Vahye Doğru

Ve biz de artık fazla vakit geçirmeden o mübarek güne uzanalım ve Risâletin bildirildiği günlere gelelim... 

Efendimiz otuz dokuz yaşına geldiği zaman durumunda eskiye kıyasla muazzam bir gelişme başladı... Zaten zamanının çoğunu Hira (Nûr) dağındaki mağarasında geçiren Efendimiz, çeşitli sesler duymaya başlamıştı ki, bazı nûrları görür bir hâle gelmişti! 

Bu hâl öylesine ileri gitmeye başlamıştı ki, artık yolda yürürken ağaçlar, kayalar kendini ismi ile çağırıyor; kendisine selâm veriyorlardı... Efendimiz, Mekke’den üç mil (beş-altı kilometre) uzaktaki Hira dağındaki mağarasında istediği gibi, dilediği zaman ibadet ettikten sonra şehre dönüyor ve Kâbe’yi yedi defa tavaf ediyordu... 
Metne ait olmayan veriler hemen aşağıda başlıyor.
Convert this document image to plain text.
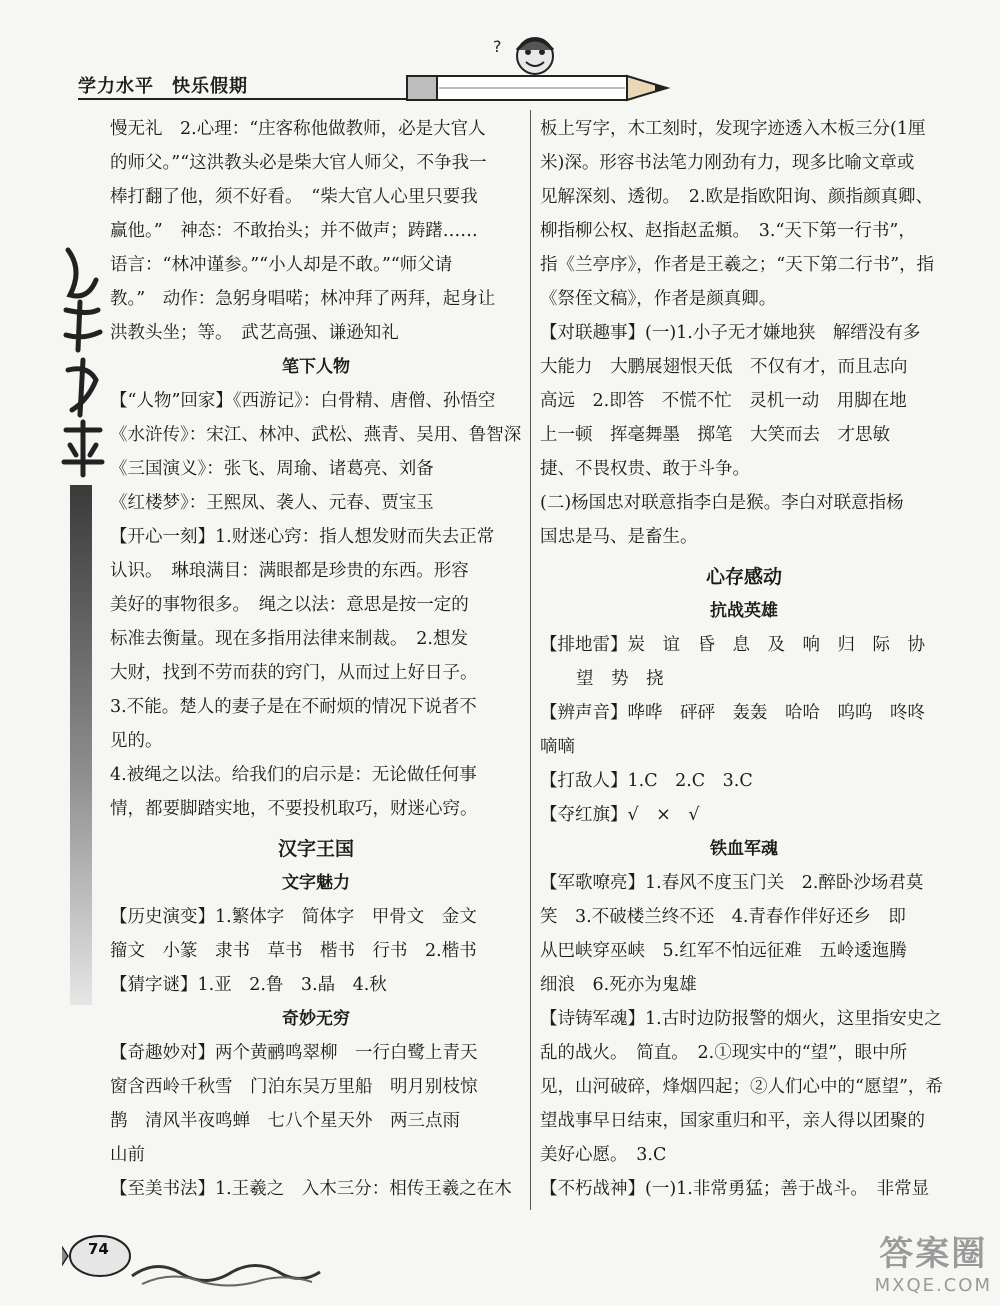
学力水平 快乐假期
?

慢无礼　2.心理：“庄客称他做教师，必是大官人

的师父。”“这洪教头必是柴大官人师父，不争我一

棒打翻了他，须不好看。　“柴大官人心里只要我

赢他。”　神态：不敢抬头；并不做声；踌躇……

语言：“林冲谨参。”“小人却是不敢。”“师父请

教。”　动作：急躬身唱喏；林冲拜了两拜，起身让

洪教头坐；等。　武艺高强、谦逊知礼

笔下人物

【“人物”回家】《西游记》：白骨精、唐僧、孙悟空

《水浒传》：宋江、林冲、武松、燕青、吴用、鲁智深

《三国演义》：张飞、周瑜、诸葛亮、刘备

《红楼梦》：王熙凤、袭人、元春、贾宝玉

【开心一刻】1.财迷心窍：指人想发财而失去正常

认识。　琳琅满目：满眼都是珍贵的东西。形容

美好的事物很多。　绳之以法：意思是按一定的

标准去衡量。现在多指用法律来制裁。　2.想发

大财，找到不劳而获的窍门，从而过上好日子。

3.不能。楚人的妻子是在不耐烦的情况下说者不

见的。

4.被绳之以法。给我们的启示是：无论做任何事

情，都要脚踏实地，不要投机取巧，财迷心窍。

汉字王国
文字魅力

【历史演变】1.繁体字　简体字　甲骨文　金文

籀文　小篆　隶书　草书　楷书　行书　2.楷书

【猜字谜】1.亚　2.鲁　3.晶　4.秋

奇妙无穷

【奇趣妙对】两个黄鹂鸣翠柳　一行白鹭上青天

窗含西岭千秋雪　门泊东吴万里船　明月别枝惊

鹊　清风半夜鸣蝉　七八个星天外　两三点雨

山前

【至美书法】1.王羲之　入木三分：相传王羲之在木

板上写字，木工刻时，发现字迹透入木板三分(1厘

米)深。形容书法笔力刚劲有力，现多比喻文章或

见解深刻、透彻。　2.欧是指欧阳询、颜指颜真卿、

柳指柳公权、赵指赵孟頫。　3.“天下第一行书”，

指《兰亭序》，作者是王羲之；“天下第二行书”，指

《祭侄文稿》，作者是颜真卿。

【对联趣事】(一)1.小子无才嫌地狭　解缙没有多

大能力　大鹏展翅恨天低　不仅有才，而且志向

高远　2.即答　不慌不忙　灵机一动　用脚在地

上一顿　挥毫舞墨　掷笔　大笑而去　才思敏

捷、不畏权贵、敢于斗争。

(二)杨国忠对联意指李白是猴。李白对联意指杨

国忠是马、是畜生。

心存感动
抗战英雄

【排地雷】炭　谊　昏　息　及　响　归　际　协

望　势　挠

【辨声音】哗哗　砰砰　轰轰　哈哈　呜呜　咚咚

嘀嘀

【打敌人】1.C　2.C　3.C

【夺红旗】√　×　√

铁血军魂

【军歌嘹亮】1.春风不度玉门关　2.醉卧沙场君莫

笑　3.不破楼兰终不还　4.青春作伴好还乡　即

从巴峡穿巫峡　5.红军不怕远征难　五岭逶迤腾

细浪　6.死亦为鬼雄

【诗铸军魂】1.古时边防报警的烟火，这里指安史之

乱的战火。　简直。　2.①现实中的“望”，眼中所

见，山河破碎，烽烟四起；②人们心中的“愿望”，希

望战事早日结束，国家重归和平，亲人得以团聚的

美好心愿。　3.C

【不朽战神】(一)1.非常勇猛；善于战斗。　非常显

74	答案圈
MXQE.COM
Nihayet bu idrak edilemez hâl gelişti ve Efendimiz kırk yaşına altı ay kadar bir zaman kala, gün gibi aşikâr rüyalar görmeye başladı... Gece gördüğü rüyalar, ertesi gün aynen çıkıyordu... Gece rüyasında, kimi, nerede, ne iş yaparken görmüşse, ertesi gün de, aynı şahsı aynı işi yaparken görüyordu...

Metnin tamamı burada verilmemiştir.